No longer on a quest to distract my mom from my own firearm paranoia, I was feeling much more relaxed and ready to embark on a mission to learn, document, and make this recipe so I could help carry on the tradition. My family doesn’t generally share a lot of traditions, and ritual isn’t something we collectively engage in either, so finding out that food is one of those rare generational ties is a big deal for me. The task was made a little more challenging because the recipe has never been written down. Until now, of course, because I have a memory about as long as a hummingbird with A.D.D., and if I don’t write it down, the tradition could very well be lost.

The plan was simple. We would make a double batch. My mom would make the first batch to show us the “right” way to do it, as she says. Then I would make the second batch, while my sister documented the demonstration with the camera. My dad, nestled into his recliner, watched the whole thing with the antsy anticipation I remember experiencing when I was a kid. Only he was packin’.

My mom doesn’t use measuring cups or measuring spoons, so I’ll have to make a few batches to get the portions right, but the ingredients list is pretty simple: bread dough, butter (lots of it), cinnamon, sugar, raisins, and milk. She didn’t have the time to fuss with making bread dough from scratch, so she used her favorite substitute: pre-made bread dough that she buys from Walmart.

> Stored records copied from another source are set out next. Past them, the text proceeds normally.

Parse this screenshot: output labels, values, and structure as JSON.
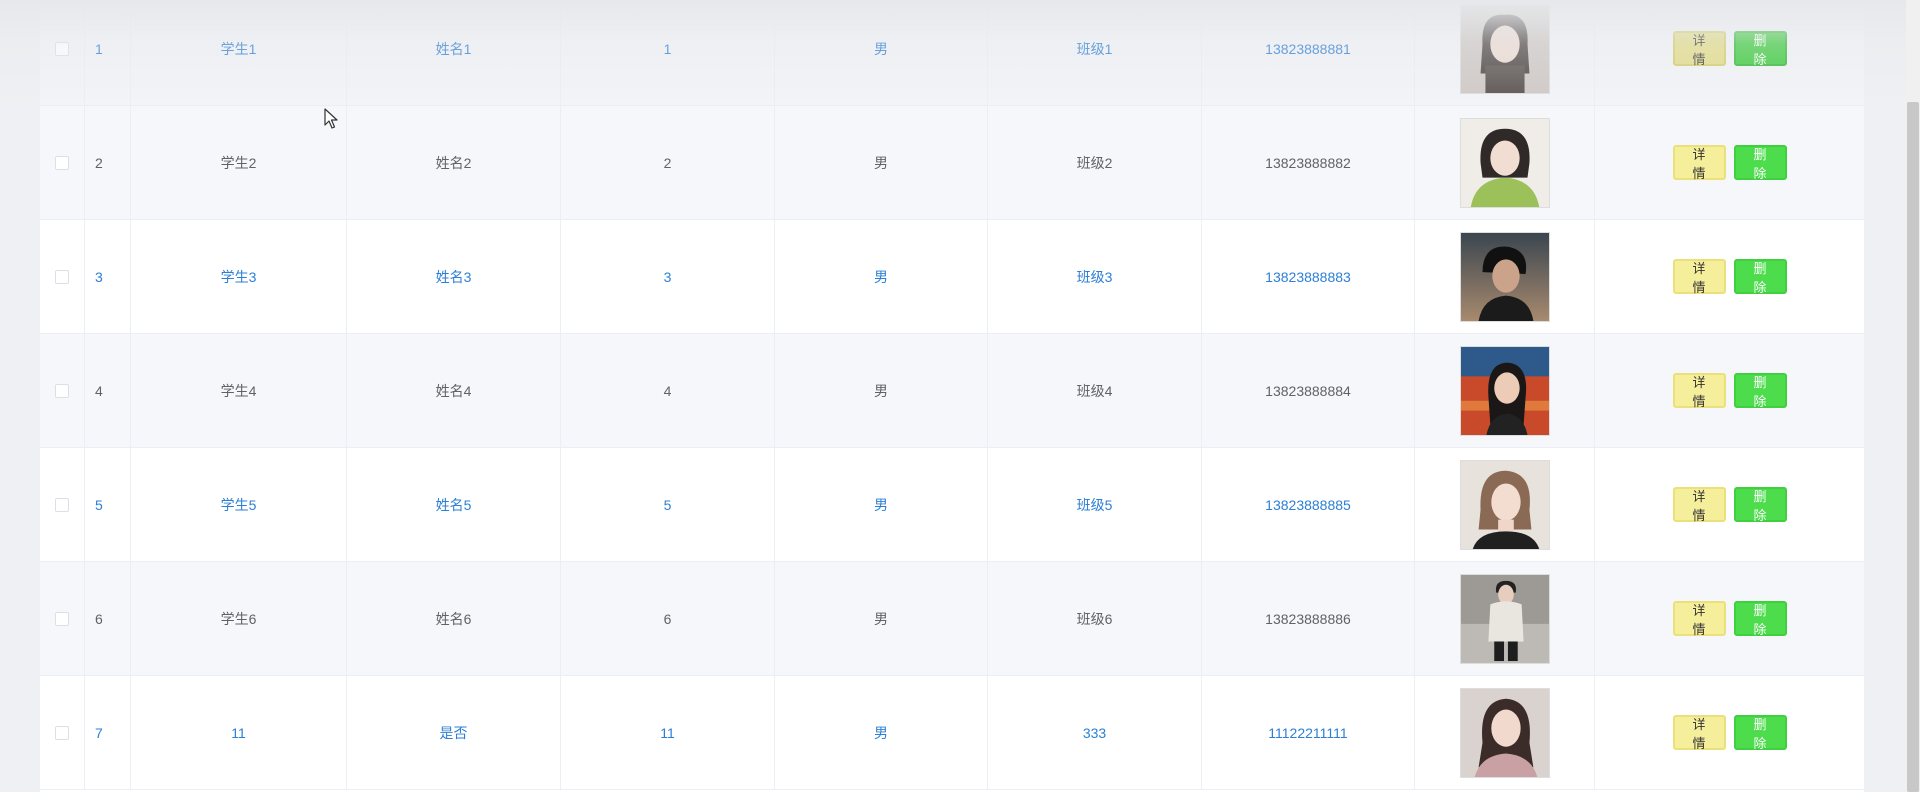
{
  "table": {
    "rows": [
      {
        "index": "1",
        "student": "学生1",
        "name": "姓名1",
        "number": "1",
        "gender": "男",
        "class": "班级1",
        "phone": "13823888881",
        "detail_label": "详情",
        "delete_label": "删除",
        "avatar": "avatar-photo-1"
      },
      {
        "index": "2",
        "student": "学生2",
        "name": "姓名2",
        "number": "2",
        "gender": "男",
        "class": "班级2",
        "phone": "13823888882",
        "detail_label": "详情",
        "delete_label": "删除",
        "avatar": "avatar-photo-2"
      },
      {
        "index": "3",
        "student": "学生3",
        "name": "姓名3",
        "number": "3",
        "gender": "男",
        "class": "班级3",
        "phone": "13823888883",
        "detail_label": "详情",
        "delete_label": "删除",
        "avatar": "avatar-photo-3"
      },
      {
        "index": "4",
        "student": "学生4",
        "name": "姓名4",
        "number": "4",
        "gender": "男",
        "class": "班级4",
        "phone": "13823888884",
        "detail_label": "详情",
        "delete_label": "删除",
        "avatar": "avatar-photo-4"
      },
      {
        "index": "5",
        "student": "学生5",
        "name": "姓名5",
        "number": "5",
        "gender": "男",
        "class": "班级5",
        "phone": "13823888885",
        "detail_label": "详情",
        "delete_label": "删除",
        "avatar": "avatar-photo-5"
      },
      {
        "index": "6",
        "student": "学生6",
        "name": "姓名6",
        "number": "6",
        "gender": "男",
        "class": "班级6",
        "phone": "13823888886",
        "detail_label": "详情",
        "delete_label": "删除",
        "avatar": "avatar-photo-6"
      },
      {
        "index": "7",
        "student": "11",
        "name": "是否",
        "number": "11",
        "gender": "男",
        "class": "333",
        "phone": "11122211111",
        "detail_label": "详情",
        "delete_label": "删除",
        "avatar": "avatar-photo-7"
      }
    ]
  },
  "colors": {
    "link_text": "#2b7fd6",
    "plain_text": "#606266",
    "detail_button": "#f5ef9c",
    "delete_button": "#4cdc4c",
    "striped_row": "#f5f7fa"
  }
}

After letting it rise for a good while, she rolled it out into a big oval until it was pretty flat and pretty long. Then she softened a stick of butter and rubbed most of it onto the dough. I was a little shocked at how thick a layer of butter she used, but she insisted this was the key to making them moist and soft. From there, she just poured a bunch of cinnamon over the buttery dough, poured a generous amount of sugar over that, and finished it off by covering the whole thing in a layer of raisins and sprinkling a little milk over the whole pile.


The trick, she showed me, was rolling up the whole mass so you have at least three layers and then cutting it into chunks about an inch and a half to two inches long so they looked like pinwheels. In the final stage she turned each chunk on its side and laid it in a well buttered glass baking dish.

She let me do the second batch while she stood over my shoulder giving me directions on how to make them just right. My batch filled out the baking dish, which we put in the oven 325 degrees and baked until the rolls were golden brown.

It took about twenty-five to thirty minutes, but by the time they were done the whole house was filled with doughy, cinamony smells that made me forget all about guns and robberies and death and violence. I’m feeling a little scarred though, because I’m not sure I’ll ever be able to make my mom’s cinnamon rolls without thinking about my father’s silver sidearm. When I pass this family recipe on to my own child in ten or twenty years, though, this story will no doubt get passed along with it.